Principal Investigator Jing Kong
Bonding technology plays a significant role in electronic packaging as it provides physical and electrical connections between semiconductor chips. Reliability of bonding joints affects the energy consumption and speed of an electronic system. Hence, it is important to have a reliable bonding technology. Copper (Cu) bonding technology is one of the most frequently-used bonding technologies nowadays. However, two critical issues have been limiting the reliability of lead-free Cu bond- ing technology: high bonding temperature (~260 °C) and aging degradation.

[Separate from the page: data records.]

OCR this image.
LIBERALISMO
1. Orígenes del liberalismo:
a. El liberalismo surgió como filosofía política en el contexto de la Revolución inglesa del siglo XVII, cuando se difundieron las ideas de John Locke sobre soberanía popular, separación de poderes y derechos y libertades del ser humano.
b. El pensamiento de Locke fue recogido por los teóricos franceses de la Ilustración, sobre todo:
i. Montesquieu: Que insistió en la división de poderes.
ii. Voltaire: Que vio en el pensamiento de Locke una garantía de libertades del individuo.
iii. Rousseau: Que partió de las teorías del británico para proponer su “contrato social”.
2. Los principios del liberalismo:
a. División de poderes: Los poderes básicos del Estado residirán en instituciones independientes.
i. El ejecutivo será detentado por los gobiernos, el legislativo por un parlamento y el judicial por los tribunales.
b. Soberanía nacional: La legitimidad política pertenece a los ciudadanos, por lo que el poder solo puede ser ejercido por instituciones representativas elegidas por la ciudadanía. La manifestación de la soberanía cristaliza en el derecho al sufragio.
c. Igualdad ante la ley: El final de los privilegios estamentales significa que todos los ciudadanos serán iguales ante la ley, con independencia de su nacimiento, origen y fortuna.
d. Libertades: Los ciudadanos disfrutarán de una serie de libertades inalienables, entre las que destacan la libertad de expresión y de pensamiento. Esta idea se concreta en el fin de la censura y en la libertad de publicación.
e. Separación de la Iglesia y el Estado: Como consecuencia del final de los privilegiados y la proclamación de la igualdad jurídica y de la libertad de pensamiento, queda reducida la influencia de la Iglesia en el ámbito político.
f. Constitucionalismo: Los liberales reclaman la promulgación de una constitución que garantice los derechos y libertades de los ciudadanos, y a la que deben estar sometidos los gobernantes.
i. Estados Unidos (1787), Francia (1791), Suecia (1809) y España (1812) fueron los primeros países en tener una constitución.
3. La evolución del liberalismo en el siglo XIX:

We have devised a graphene-based Cu bonding technology that is of low bonding temperature and high reliability. By integrating nanoscale graphene/Cu composite on the Cu substrate prior to thermocompression bonding, Sn-Cu joints can be fabricated at a bonding temperature as low as 150 °C, which is the lowest reported value to date for Cu bonding technology. Specifically, we electrochemically deposit a layer of Cu nanocone array on the Cu substrate and cover it with a graphene sheet, prior to the bonding process. When subjected to heat, microscale Sn solder deforms and replicates the Cu nanocone array morphology, and hence transforming into nanoscale Sn. Compared to microscale Sn, nanoscale Sn has much lower melting points and facile surface diffusion. This phenomenon effectively contributes to the low bonding temperature observed in our bonding technology. The presence of the graphene layer prevents the formation of Cu-Sn intermetallic compounds thus significantly slows down the aging degradation. With the advancement in graphene synthesis and transfer technology, we anticipate the graphene-based Cu bonding technology presented in this work can be integrated into the existing commercial Cu bonding technology for industrial applications in the near foreseeable future.